The shelterin complex protects chromosome ends from aberrant DNA repair and regulates telomerase access to telomeres. Shelterin is composed of six proteins (TRF1, TRF2, TIN2, TPP1, POT1, and RAP1) that can assemble into various subcomplexes in vitro, but their stoichiometry and dynamics in cells remain poorly understood. To quantitatively analyze shelterin function, we generated a panel of human cancer cell lines expressing HaloTagged shelterin proteins from their endogenous loci. We determined both the total and telomeric abundance of each subunit, demonstrating that shelterin proteins are present at telomeres in equal numbers.
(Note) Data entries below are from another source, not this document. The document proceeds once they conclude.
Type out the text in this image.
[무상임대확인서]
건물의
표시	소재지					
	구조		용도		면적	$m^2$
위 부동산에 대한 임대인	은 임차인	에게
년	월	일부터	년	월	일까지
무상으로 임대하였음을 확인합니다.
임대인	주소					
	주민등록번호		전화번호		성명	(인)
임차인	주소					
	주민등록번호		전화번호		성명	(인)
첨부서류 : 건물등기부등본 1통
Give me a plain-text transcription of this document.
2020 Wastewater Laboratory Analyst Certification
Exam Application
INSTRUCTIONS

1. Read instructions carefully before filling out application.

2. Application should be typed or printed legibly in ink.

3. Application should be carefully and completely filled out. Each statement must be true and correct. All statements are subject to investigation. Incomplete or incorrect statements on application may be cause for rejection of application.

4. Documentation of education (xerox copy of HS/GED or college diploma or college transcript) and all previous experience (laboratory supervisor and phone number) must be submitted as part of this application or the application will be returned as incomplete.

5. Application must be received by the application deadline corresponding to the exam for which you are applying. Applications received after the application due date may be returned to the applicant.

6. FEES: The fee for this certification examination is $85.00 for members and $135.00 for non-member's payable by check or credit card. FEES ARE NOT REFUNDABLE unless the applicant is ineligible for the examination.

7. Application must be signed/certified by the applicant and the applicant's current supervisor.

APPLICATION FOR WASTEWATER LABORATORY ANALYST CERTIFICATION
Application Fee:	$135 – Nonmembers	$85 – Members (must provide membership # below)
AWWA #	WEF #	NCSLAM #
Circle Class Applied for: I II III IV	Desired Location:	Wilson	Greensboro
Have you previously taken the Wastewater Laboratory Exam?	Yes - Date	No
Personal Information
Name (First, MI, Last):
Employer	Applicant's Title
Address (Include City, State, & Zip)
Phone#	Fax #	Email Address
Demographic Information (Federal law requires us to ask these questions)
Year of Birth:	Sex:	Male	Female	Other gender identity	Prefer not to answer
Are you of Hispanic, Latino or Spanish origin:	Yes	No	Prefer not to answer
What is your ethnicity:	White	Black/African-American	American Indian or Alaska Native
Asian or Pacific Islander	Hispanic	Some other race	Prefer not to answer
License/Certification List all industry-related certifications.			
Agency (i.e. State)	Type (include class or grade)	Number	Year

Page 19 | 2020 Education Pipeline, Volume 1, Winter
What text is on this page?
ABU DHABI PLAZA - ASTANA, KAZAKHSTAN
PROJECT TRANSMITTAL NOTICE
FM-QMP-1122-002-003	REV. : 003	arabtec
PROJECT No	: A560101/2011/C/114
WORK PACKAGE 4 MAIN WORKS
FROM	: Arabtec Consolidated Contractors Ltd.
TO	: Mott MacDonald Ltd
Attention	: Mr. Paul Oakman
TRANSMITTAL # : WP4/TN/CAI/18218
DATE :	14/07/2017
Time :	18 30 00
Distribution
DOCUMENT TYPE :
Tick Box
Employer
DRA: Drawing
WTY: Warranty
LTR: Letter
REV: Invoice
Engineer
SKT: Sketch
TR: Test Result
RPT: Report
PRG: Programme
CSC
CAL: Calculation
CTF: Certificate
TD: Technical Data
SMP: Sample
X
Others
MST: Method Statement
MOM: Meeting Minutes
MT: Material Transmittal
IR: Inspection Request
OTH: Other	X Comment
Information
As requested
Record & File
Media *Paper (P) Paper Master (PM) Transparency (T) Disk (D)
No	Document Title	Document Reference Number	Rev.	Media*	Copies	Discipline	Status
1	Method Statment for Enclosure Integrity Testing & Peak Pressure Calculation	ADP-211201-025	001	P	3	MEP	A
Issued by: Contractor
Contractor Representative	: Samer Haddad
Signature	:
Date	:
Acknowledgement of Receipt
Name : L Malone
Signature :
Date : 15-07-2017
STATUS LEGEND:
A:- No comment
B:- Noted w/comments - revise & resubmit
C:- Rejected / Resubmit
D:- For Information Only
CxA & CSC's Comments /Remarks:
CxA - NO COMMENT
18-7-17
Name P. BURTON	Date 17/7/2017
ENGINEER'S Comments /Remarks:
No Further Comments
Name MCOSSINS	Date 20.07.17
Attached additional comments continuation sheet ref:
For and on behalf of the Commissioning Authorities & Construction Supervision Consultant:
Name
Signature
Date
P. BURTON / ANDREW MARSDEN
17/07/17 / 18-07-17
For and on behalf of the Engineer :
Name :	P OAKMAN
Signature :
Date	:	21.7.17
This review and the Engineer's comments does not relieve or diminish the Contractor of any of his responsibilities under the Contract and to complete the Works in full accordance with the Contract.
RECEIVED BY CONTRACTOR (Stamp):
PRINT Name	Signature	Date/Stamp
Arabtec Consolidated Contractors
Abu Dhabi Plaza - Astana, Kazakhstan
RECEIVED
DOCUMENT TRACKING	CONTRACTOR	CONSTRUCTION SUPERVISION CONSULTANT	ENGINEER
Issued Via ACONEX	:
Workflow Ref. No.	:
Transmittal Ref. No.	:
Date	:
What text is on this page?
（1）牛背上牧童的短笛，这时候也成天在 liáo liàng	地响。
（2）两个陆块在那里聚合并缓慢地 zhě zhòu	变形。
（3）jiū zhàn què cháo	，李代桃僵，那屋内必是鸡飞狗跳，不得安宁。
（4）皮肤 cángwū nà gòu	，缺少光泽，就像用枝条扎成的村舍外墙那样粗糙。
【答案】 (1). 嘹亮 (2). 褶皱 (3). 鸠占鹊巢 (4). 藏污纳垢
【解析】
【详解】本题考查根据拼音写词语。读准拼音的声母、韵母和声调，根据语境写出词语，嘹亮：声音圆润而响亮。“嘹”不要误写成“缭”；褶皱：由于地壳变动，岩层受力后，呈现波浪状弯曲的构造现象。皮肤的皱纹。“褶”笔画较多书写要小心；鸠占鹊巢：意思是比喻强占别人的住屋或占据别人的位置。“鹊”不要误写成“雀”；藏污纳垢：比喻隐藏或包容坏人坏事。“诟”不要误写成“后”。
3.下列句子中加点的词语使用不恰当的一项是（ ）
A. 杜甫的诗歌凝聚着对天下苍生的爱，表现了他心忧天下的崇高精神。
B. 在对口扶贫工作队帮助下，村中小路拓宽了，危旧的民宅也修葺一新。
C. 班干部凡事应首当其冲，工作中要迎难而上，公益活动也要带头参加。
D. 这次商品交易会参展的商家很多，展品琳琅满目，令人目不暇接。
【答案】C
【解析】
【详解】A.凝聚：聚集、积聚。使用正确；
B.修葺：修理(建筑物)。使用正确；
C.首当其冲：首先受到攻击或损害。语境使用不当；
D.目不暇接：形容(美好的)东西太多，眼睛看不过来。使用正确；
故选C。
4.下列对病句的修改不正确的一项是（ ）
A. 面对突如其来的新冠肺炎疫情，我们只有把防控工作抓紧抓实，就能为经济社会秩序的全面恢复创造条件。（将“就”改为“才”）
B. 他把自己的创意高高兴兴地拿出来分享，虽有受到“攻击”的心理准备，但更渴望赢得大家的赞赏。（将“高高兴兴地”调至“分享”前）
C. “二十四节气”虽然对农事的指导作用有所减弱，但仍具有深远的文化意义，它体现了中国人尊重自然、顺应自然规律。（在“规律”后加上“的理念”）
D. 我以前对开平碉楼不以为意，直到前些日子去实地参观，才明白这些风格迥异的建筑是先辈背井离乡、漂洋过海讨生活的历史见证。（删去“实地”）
Using single-molecule live-cell imaging, we showed that TRF1-TIN2-TPP1-POT1 and TRF2-RAP1 form distinct subcomplexes that bind non-overlapping sites on telomeric chromatin. TRF1-TIN2-TPP1-POT1 tightly associates with telomeres, whereas TRF2-RAP1 binds more dynamically, facilitating the recruitment of co-factors that protect chromosome ends. Altogether, our work provides mechanistic insight into shelterin function in telomere maintenance and advances our understanding of telomeric chromatin architecture.